Book note: The Waterworks

THE WATERWORKS by E.L. Doctorow (1995)

The Waterworks is an enjoyable hard-boiled detective story, set in early 1870s New York.  I came across it a few weeks ago in a neighborhood free book exchange.

The protagonist is a cynical newspaperman with a heart of gold, who has a sidekick, one of the new honest cops on the city police force.

They try to solve a minor mystery, an apparent sighting of a dead millionaire riding a city bus, and find themselves unraveling a far-reaching conspiracy, involving the top echelons of New York City, led by a criminal genius.

The villain gets to make a speech explaining the rationale for his crimes.

Doctorow makes it all convincing, based not just on his skill as a writer, but his ability to evoke the New York of 150 years ago.

It is not just his research and his skill as a descriptive writer (he is a fine wordsmith, as we used to say), but also his immersive understanding of the era.  As somebody said, he does not put any thought into the mind or mouth of any character that comes from our time and not theirs.

He’s not nostalgic. The high-level corruption, the extremes of wealth and poverty, the homeless newsboys, the crippled Civil War veterans begging in the streets—Doctorow’s descriptions make me glad to be living now and not back then, in spite of all the dire problems we face now.

At the same time, there’s a grimy glamour to his New York,  just like Raymond Chandler’s Los Angeles. 

Being a former newspaper reporter, I particularly liked his description of newspaper life back then.

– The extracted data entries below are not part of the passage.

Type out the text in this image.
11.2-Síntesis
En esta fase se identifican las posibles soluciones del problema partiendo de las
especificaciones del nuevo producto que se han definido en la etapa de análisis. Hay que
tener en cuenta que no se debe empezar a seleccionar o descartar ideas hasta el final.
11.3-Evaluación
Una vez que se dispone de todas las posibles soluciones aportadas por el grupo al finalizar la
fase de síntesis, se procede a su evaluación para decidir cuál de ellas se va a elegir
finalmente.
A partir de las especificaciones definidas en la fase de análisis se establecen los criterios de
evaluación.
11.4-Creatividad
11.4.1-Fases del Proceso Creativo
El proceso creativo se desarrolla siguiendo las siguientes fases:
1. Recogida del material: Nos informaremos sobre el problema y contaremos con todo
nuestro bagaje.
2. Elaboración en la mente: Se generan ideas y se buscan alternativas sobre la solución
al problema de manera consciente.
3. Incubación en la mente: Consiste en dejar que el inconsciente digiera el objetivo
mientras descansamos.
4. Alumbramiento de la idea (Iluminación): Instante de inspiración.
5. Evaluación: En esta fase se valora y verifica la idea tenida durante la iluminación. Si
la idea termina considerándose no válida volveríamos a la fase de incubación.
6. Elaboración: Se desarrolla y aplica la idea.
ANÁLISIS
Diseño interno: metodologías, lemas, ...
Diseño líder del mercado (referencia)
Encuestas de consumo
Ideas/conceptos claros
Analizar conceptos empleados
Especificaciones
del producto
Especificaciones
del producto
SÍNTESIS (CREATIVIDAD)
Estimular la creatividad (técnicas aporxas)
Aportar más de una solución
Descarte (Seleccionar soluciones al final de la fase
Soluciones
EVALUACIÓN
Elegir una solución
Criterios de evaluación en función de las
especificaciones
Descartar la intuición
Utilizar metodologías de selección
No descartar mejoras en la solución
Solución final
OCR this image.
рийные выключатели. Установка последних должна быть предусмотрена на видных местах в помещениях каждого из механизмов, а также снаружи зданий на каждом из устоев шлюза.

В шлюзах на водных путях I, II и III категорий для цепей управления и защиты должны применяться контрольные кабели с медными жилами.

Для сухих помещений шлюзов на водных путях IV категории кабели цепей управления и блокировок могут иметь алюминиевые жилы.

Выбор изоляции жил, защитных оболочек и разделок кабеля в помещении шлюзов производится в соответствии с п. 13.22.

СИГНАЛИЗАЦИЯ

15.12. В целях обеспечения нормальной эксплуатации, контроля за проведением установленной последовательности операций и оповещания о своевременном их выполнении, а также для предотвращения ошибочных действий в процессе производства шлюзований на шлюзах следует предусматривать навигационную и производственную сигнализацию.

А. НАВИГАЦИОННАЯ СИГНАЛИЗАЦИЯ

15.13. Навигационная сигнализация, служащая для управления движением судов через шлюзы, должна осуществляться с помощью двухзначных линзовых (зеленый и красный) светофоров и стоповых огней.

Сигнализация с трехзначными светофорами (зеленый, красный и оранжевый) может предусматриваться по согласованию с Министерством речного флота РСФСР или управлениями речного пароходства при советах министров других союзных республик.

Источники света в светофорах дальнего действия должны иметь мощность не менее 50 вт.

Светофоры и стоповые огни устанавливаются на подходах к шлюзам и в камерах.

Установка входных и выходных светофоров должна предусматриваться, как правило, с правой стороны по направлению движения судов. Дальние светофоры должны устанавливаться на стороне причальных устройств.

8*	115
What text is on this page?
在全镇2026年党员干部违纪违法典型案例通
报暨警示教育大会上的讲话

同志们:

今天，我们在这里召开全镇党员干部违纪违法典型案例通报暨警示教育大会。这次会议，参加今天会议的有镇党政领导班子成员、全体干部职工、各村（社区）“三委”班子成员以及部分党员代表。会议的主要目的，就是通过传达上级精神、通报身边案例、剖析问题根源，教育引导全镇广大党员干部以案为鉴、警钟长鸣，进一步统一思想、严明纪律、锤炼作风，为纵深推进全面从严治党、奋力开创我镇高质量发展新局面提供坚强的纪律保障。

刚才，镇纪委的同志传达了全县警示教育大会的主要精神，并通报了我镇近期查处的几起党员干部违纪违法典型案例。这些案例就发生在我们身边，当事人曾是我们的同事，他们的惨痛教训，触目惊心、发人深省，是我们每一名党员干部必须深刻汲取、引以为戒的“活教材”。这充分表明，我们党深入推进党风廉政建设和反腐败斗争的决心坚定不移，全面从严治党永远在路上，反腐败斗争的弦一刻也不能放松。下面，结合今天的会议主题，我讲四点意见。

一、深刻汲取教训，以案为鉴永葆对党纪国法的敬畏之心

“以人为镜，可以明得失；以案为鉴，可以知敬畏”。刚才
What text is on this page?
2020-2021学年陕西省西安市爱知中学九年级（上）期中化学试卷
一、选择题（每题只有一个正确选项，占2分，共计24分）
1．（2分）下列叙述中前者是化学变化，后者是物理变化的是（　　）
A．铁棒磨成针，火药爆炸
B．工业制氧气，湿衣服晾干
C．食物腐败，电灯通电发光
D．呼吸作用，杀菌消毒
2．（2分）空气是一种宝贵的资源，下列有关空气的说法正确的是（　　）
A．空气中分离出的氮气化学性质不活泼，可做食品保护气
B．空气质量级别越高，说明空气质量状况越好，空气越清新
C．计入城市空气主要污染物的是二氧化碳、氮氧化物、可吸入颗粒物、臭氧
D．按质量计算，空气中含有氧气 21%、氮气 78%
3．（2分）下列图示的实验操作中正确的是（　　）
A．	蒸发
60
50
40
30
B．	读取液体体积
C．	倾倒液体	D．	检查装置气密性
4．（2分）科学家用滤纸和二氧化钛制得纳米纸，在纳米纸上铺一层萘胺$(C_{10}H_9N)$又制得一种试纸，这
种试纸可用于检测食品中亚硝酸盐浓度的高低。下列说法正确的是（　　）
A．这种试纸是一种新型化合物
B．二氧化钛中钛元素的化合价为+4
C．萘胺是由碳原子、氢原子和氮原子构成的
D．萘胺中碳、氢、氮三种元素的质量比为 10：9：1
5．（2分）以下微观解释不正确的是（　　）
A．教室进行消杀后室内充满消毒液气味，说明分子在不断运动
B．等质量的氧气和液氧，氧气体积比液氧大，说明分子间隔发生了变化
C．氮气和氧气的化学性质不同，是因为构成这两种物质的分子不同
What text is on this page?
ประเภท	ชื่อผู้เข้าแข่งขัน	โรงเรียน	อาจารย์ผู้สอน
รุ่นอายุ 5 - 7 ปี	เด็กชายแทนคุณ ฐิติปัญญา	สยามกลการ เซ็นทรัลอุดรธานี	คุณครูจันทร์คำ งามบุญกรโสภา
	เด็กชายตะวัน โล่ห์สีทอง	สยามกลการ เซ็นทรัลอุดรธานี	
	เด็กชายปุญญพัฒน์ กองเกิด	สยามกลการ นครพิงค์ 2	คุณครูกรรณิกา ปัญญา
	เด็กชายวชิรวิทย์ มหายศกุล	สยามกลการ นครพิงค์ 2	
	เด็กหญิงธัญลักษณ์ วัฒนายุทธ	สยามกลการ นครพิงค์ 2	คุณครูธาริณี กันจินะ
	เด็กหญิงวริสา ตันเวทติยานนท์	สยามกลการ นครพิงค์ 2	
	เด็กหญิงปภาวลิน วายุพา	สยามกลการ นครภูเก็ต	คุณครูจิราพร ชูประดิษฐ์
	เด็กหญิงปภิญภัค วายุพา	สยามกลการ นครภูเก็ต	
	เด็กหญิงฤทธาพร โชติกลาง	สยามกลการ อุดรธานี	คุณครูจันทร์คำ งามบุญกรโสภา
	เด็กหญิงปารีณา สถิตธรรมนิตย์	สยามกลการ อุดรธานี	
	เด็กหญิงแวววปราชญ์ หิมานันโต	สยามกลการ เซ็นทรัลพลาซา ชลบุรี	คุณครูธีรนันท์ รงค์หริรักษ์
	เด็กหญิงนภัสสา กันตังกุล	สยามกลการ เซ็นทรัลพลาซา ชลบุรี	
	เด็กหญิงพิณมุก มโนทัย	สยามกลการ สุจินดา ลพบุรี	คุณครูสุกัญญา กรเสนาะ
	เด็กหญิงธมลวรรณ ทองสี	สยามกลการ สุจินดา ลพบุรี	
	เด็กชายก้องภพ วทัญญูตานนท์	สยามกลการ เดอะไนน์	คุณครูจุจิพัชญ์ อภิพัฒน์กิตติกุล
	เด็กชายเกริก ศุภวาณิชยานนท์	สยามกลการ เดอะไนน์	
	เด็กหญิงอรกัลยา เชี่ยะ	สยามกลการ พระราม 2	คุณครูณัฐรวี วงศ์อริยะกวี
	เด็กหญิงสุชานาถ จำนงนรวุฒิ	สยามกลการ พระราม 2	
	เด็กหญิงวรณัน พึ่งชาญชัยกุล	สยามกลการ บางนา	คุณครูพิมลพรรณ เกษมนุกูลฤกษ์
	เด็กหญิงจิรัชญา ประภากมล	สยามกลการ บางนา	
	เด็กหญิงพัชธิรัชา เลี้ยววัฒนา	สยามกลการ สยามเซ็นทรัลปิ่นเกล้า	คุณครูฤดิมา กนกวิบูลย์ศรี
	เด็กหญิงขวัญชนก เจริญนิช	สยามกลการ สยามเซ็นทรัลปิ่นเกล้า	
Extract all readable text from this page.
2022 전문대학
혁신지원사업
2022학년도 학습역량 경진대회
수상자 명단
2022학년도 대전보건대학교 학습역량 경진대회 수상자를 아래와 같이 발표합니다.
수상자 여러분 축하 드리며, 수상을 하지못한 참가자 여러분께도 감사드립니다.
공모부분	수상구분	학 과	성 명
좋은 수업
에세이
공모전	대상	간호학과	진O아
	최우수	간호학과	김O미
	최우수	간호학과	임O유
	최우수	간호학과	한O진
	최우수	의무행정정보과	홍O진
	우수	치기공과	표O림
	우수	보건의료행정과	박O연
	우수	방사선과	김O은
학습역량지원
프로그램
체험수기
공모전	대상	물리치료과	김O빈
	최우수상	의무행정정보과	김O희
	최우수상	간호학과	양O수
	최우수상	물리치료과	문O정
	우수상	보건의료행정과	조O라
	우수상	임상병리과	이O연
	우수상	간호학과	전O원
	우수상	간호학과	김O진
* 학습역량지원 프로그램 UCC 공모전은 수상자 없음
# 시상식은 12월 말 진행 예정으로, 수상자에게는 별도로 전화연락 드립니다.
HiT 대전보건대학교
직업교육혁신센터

The rotary press had come into operation, but not the Linotype machine.  Newspapers used compositors who set type by hand. The compositors thought they knew more than reporters and frequently did.

There were no newspaper layouts, and newspaper articles did not have to be trimmed (or lengthened) to fit a particular space. Each newspaper page had seven columns, each article had a single-column headline and was as long as needed, and the next article followed wherever the previous article left off.

Newspapers had changed a lot when I started out as a reporter in 1959, but in many ways they were more like they were in the 1870s than like the newspapers of today. There was a news room, a composing room and a press room.  The latter two are no more and the first is on its way out.

I liked this novel.  You may like it, too, especially if you enjoy historical fiction or crime fiction.